ま・・・・まあ、今はあんまり敵を減らさなくていいから。
「アリス、リッカ。私ちょっと、ミダスを何匹か引き連れて遠くに離れておくよ」
『わかりました』
『じゃあわたし達は、砦の護衛にまわる』
ムシャ・リッカ・インフィニティーが一旦合体解除して、再び合体。ナイト・アリス・ゼロ状態になる。
私は近くのミダスを適当に見繕って、誰もいない方向に連れて行く。
こうして私はミダスを3匹ほど連れて、みんなから距離を取った。
❝なあ、スウのあれ〈狂乱〉ミダス3匹分でエグい弾幕が飛んできてるのに、なんで当たらないんだ?❞
❝こっちが聞きたい❞
ビブリオ・ビブレのオペレーターさん。――ペィジィさんのぽやんとした声が通信から聞こえる。

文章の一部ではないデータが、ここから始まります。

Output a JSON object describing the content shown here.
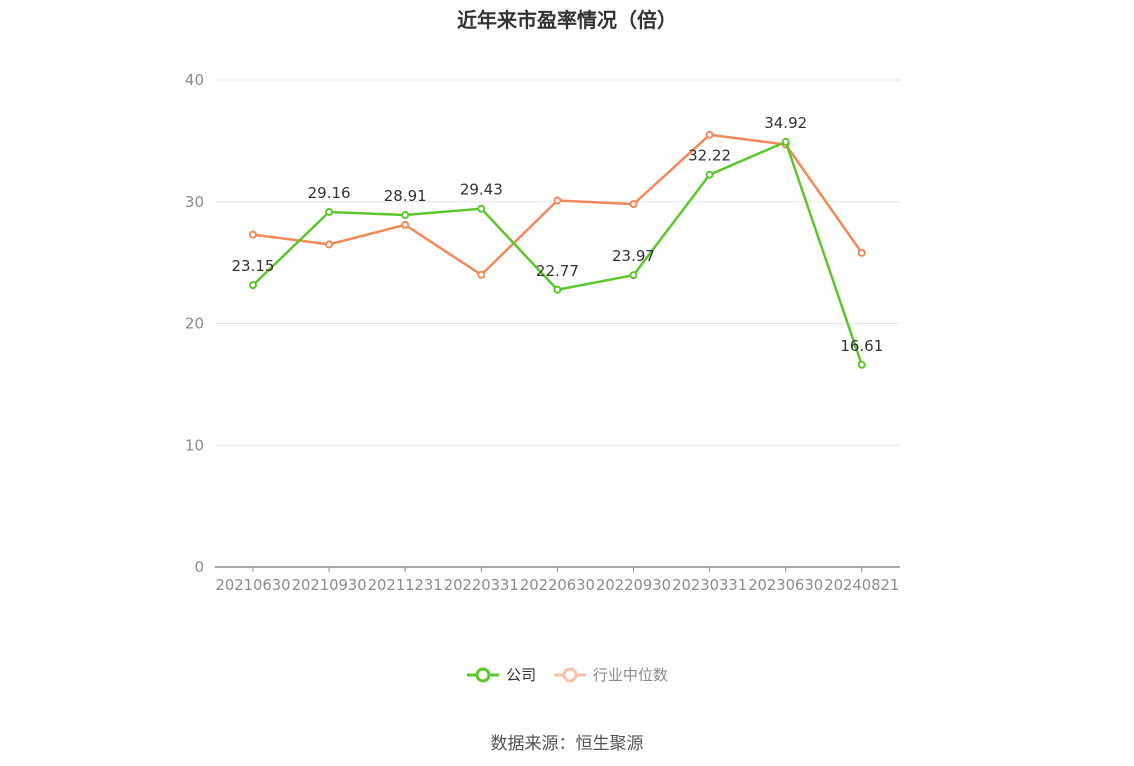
{
  "chart_data": {
    "type": "line",
    "title": "近年来市盈率情况（倍）",
    "source": "数据来源：恒生聚源",
    "categories": [
      "20210630",
      "20210930",
      "20211231",
      "20220331",
      "20220630",
      "20220930",
      "20230331",
      "20230630",
      "20240821"
    ],
    "ylim": [
      0,
      40
    ],
    "yticks": [
      0,
      10,
      20,
      30,
      40
    ],
    "grid": true,
    "legend_position": "bottom",
    "series": [
      {
        "name": "公司",
        "color": "#5cc72c",
        "values": [
          23.15,
          29.16,
          28.91,
          29.43,
          22.77,
          23.97,
          32.22,
          34.92,
          16.61
        ],
        "labels": [
          "23.15",
          "29.16",
          "28.91",
          "29.43",
          "22.77",
          "23.97",
          "32.22",
          "34.92",
          "16.61"
        ]
      },
      {
        "name": "行业中位数",
        "color": "#f2895a",
        "values": [
          27.3,
          26.5,
          28.1,
          24.0,
          30.1,
          29.8,
          35.5,
          34.7,
          25.8
        ]
      }
    ]
  }
}
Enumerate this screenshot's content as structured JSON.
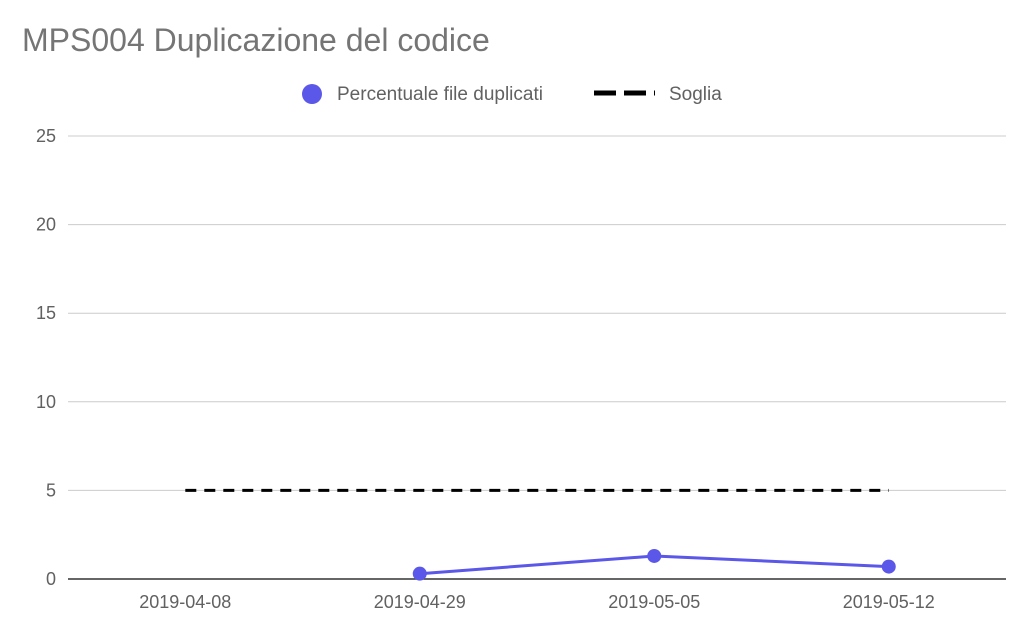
{
  "chart_data": {
    "type": "line",
    "title": "MPS004 Duplicazione del codice",
    "xlabel": "",
    "ylabel": "",
    "categories": [
      "2019-04-08",
      "2019-04-29",
      "2019-05-05",
      "2019-05-12"
    ],
    "ylim": [
      0,
      25
    ],
    "yticks": [
      0,
      5,
      10,
      15,
      20,
      25
    ],
    "grid": true,
    "legend_position": "top",
    "series": [
      {
        "name": "Percentuale file duplicati",
        "values": [
          null,
          0.3,
          1.3,
          0.7
        ],
        "color": "#5b57e8",
        "style": "solid-with-markers"
      },
      {
        "name": "Soglia",
        "values": [
          5,
          5,
          5,
          5
        ],
        "color": "#000000",
        "style": "dashed"
      }
    ]
  }
}
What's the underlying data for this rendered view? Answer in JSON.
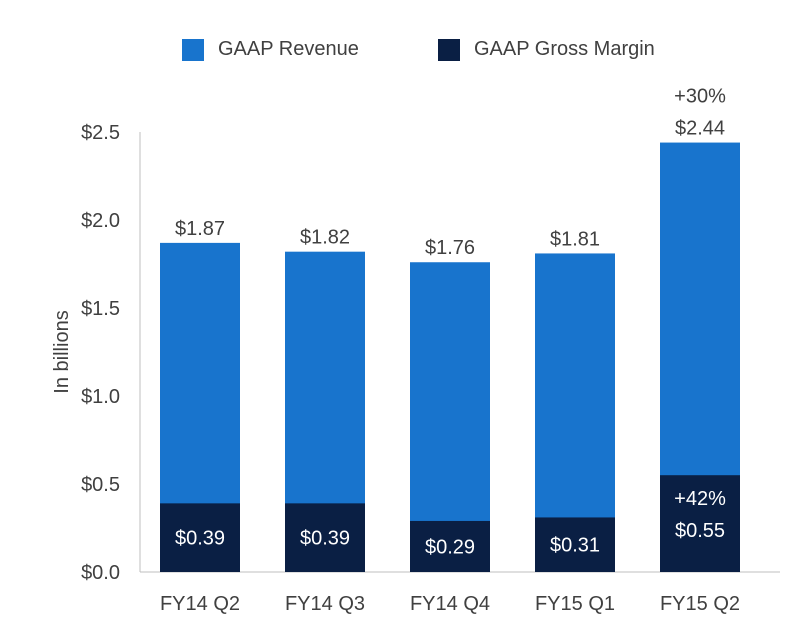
{
  "chart_data": {
    "type": "bar",
    "stacked": false,
    "overlapping_series": true,
    "categories": [
      "FY14 Q2",
      "FY14 Q3",
      "FY14 Q4",
      "FY15 Q1",
      "FY15 Q2"
    ],
    "series": [
      {
        "name": "GAAP Revenue",
        "color": "#1874cd",
        "values": [
          1.87,
          1.82,
          1.76,
          1.81,
          2.44
        ],
        "labels": [
          "$1.87",
          "$1.82",
          "$1.76",
          "$1.81",
          "$2.44"
        ]
      },
      {
        "name": "GAAP Gross Margin",
        "color": "#0a1f44",
        "values": [
          0.39,
          0.39,
          0.29,
          0.31,
          0.55
        ],
        "labels": [
          "$0.39",
          "$0.39",
          "$0.29",
          "$0.31",
          "$0.55"
        ]
      }
    ],
    "annotations": [
      {
        "category": "FY15 Q2",
        "series": "GAAP Revenue",
        "text": "+30%"
      },
      {
        "category": "FY15 Q2",
        "series": "GAAP Gross Margin",
        "text": "+42%"
      }
    ],
    "ylabel": "In billions",
    "ylim": [
      0,
      2.5
    ],
    "yticks": [
      "$0.0",
      "$0.5",
      "$1.0",
      "$1.5",
      "$2.0",
      "$2.5"
    ],
    "grid": false,
    "legend_position": "top"
  }
}
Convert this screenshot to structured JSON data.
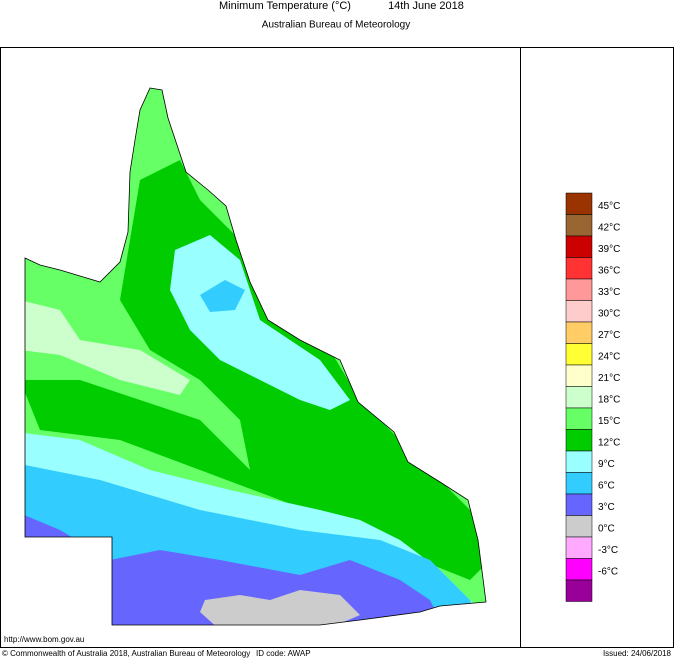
{
  "header": {
    "title": "Minimum Temperature (°C)",
    "date": "14th June 2018",
    "subtitle": "Australian Bureau of Meteorology"
  },
  "legend": {
    "colors": [
      "#993300",
      "#996633",
      "#cc0000",
      "#ff3333",
      "#ff9999",
      "#ffcccc",
      "#ffcc66",
      "#ffff33",
      "#ffffcc",
      "#ccffcc",
      "#66ff66",
      "#00cc00",
      "#99ffff",
      "#33ccff",
      "#6666ff",
      "#cccccc",
      "#ffaaff",
      "#ff00ff",
      "#990099"
    ],
    "labels": [
      "45°C",
      "42°C",
      "39°C",
      "36°C",
      "33°C",
      "30°C",
      "27°C",
      "24°C",
      "21°C",
      "18°C",
      "15°C",
      "12°C",
      "9°C",
      "6°C",
      "3°C",
      "0°C",
      "-3°C",
      "-6°C"
    ]
  },
  "footer": {
    "url": "http://www.bom.gov.au",
    "copyright": "© Commonwealth of Australia 2018, Australian Bureau of Meteorology",
    "id_code": "ID code: AWAP",
    "issued": "Issued: 24/06/2018"
  }
}
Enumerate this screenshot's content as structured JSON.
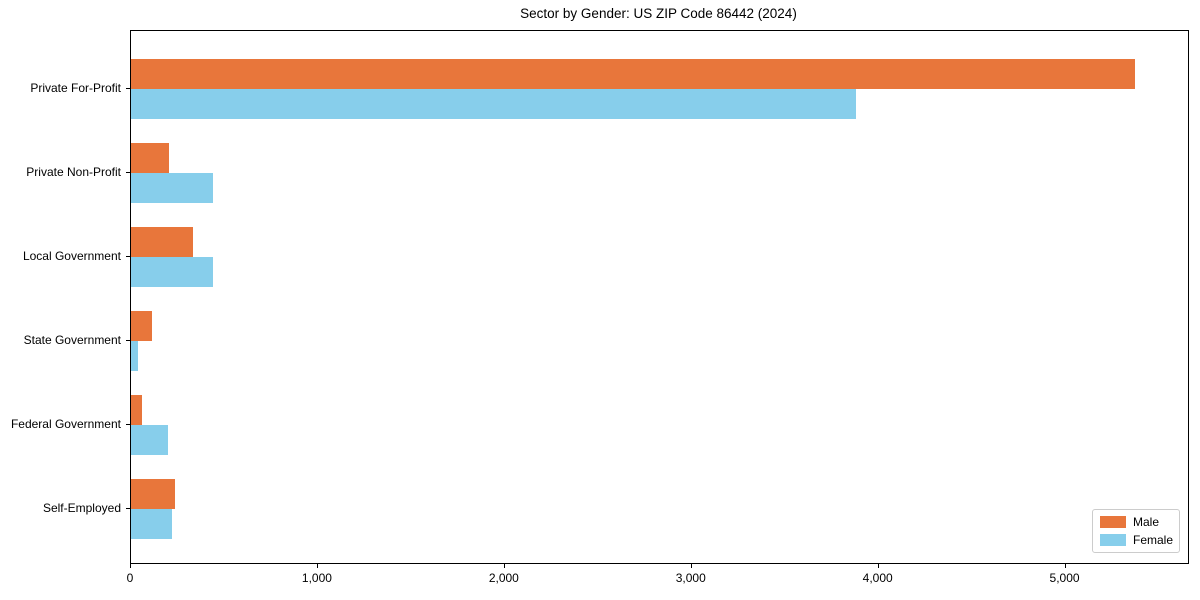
{
  "title": "Sector by Gender: US ZIP Code 86442 (2024)",
  "chart_data": {
    "type": "bar",
    "orientation": "horizontal",
    "title": "Sector by Gender: US ZIP Code 86442 (2024)",
    "categories": [
      "Private For-Profit",
      "Private Non-Profit",
      "Local Government",
      "State Government",
      "Federal Government",
      "Self-Employed"
    ],
    "series": [
      {
        "name": "Male",
        "color": "#e8763b",
        "values": [
          5370,
          205,
          330,
          110,
          60,
          235
        ]
      },
      {
        "name": "Female",
        "color": "#87ceeb",
        "values": [
          3880,
          440,
          440,
          40,
          200,
          220
        ]
      }
    ],
    "xlabel": "",
    "ylabel": "",
    "xlim": [
      0,
      5655
    ],
    "xticks": [
      0,
      1000,
      2000,
      3000,
      4000,
      5000
    ],
    "xtick_labels": [
      "0",
      "1,000",
      "2,000",
      "3,000",
      "4,000",
      "5,000"
    ],
    "grid": false,
    "legend_position": "lower right",
    "axis_color": "#000000",
    "background_color": "#ffffff"
  }
}
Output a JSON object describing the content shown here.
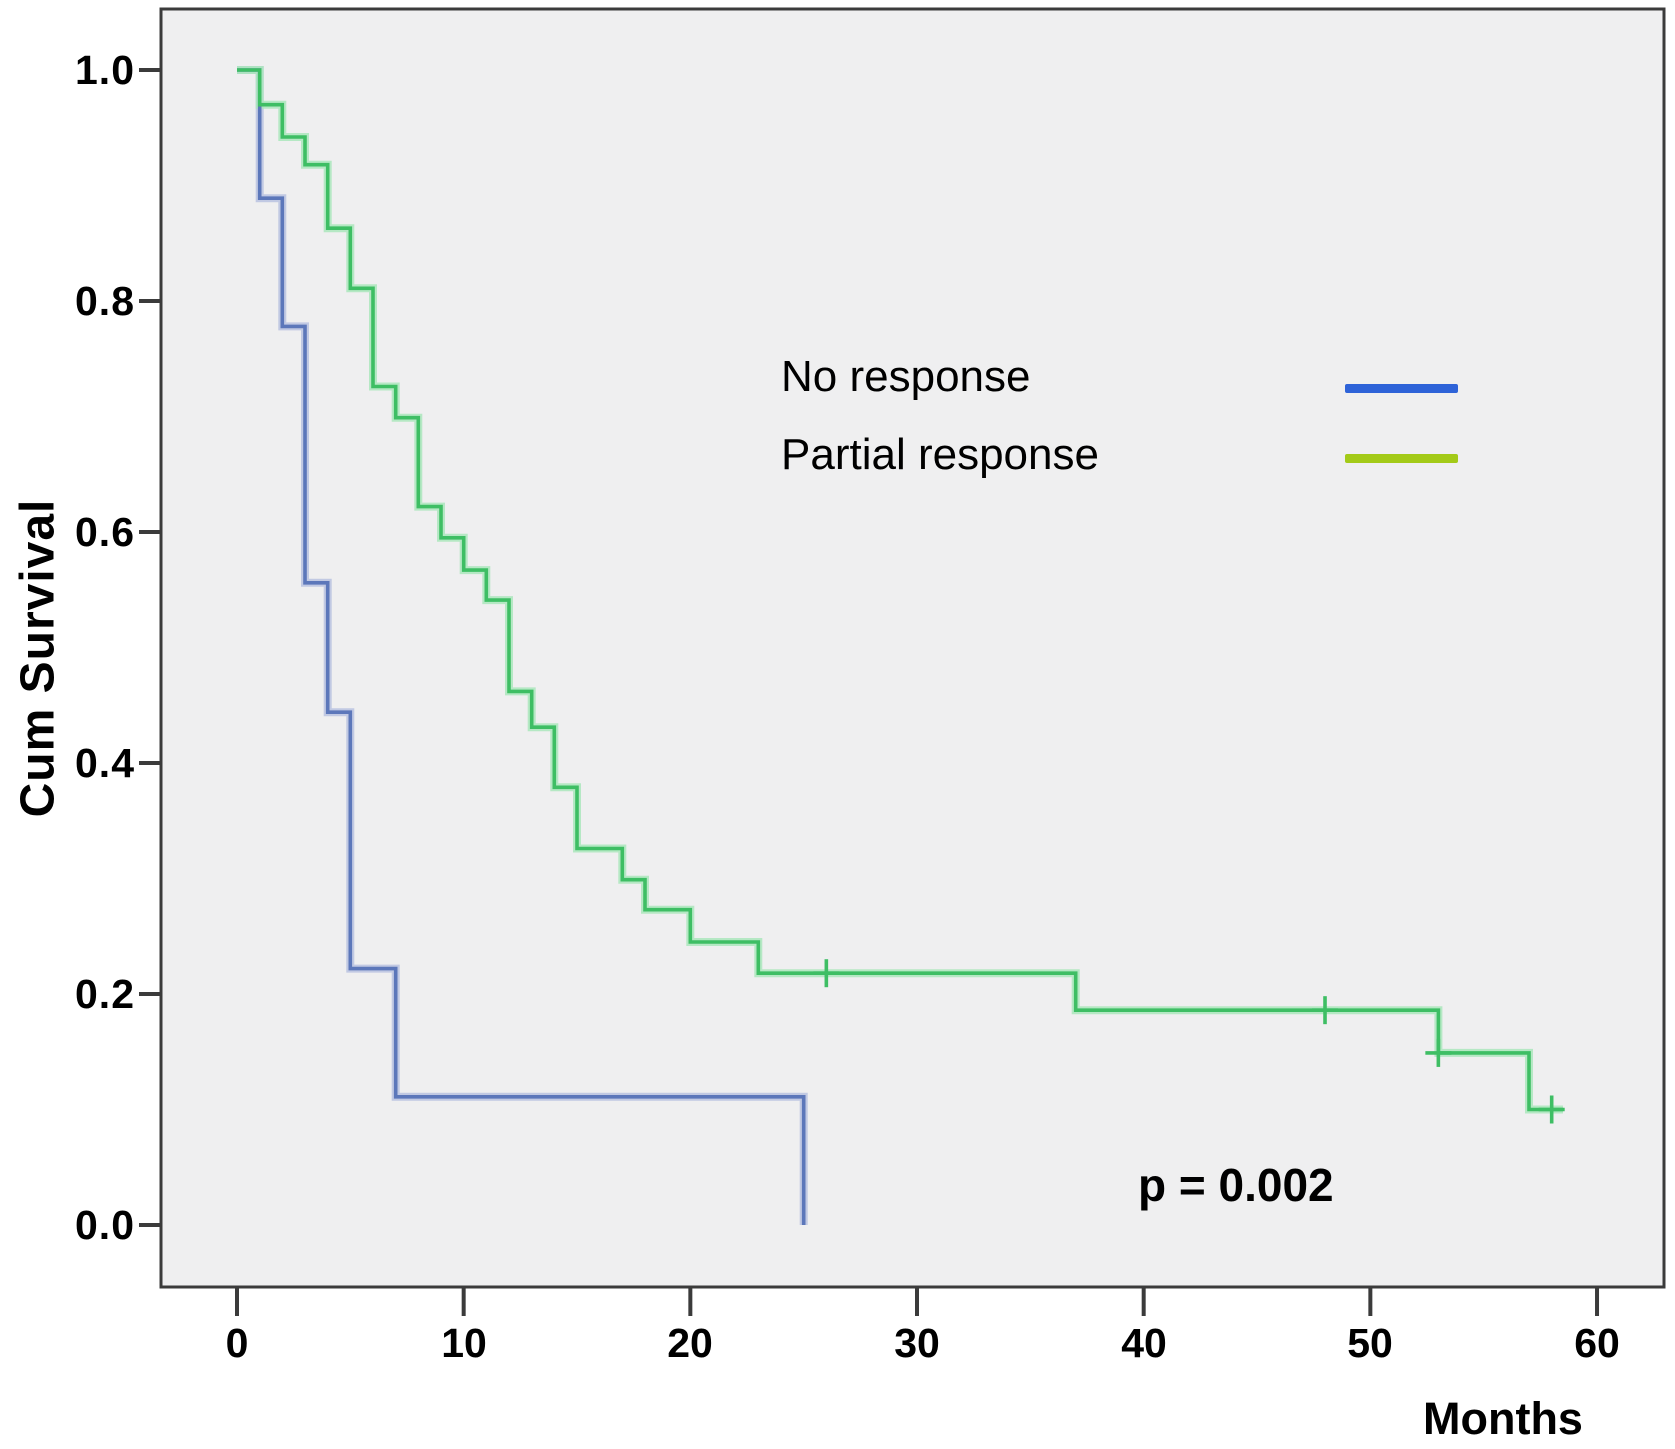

『時空震確認、アンティキティラ来ます!! ――また数が多いです。――200!』
ウェンターさんからも、すかさず指示。
『みんな足を止めないで、アンティキティラは高速戦闘を挑んでくるはず!』
『宇宙でアンティキティラ相手するとか、なんの冗談だよ!!』
『とりあえず眷属召喚はしてこないみたいだ、そこだけは良かった・・・』
『それでも弾幕エグいって。くっ、避けながらだと滑る――照準が合わせられない!』
『コイツ、ダメージが通ってる気がしないんだけど!?』
『アンティキティラは、動くコアを3つ同時に攻撃しないと、ダメージが通らないんだ!!』
『宇宙で当てられるか、動くあんな小さなもん!』
確かに3つ同時に当てないとダメだし、当てる場所がずっと動いているけど。
「私の機体は、以前のスワローテイルとは違うんだ〈臨界黒体放射〉と〈汎用バルカン〉2丁を同時に発射すれば」
たしかに硬いけど、30秒もすると撃破できた。
「そこまで苦労する相手でもないね」
❝当てすぎなんよ❞
❝動く的に、宇宙でほぼ外さないとか❞
ここでペィジィさんから通信が入ってくる。
『スウさん! スウさんからみて左方向まだ拠点がない方向に、アンティキティラが強襲を掛けてます。拠点を築けるようになるまで、なんとかアンティキティラの気を引きつつ、排除して下さい! 言いにくいなアンティキティラ!!』
「はい!」
おっとりしたペィジィさんが、アンティキティラの言いにくさにちょっと怒ってる。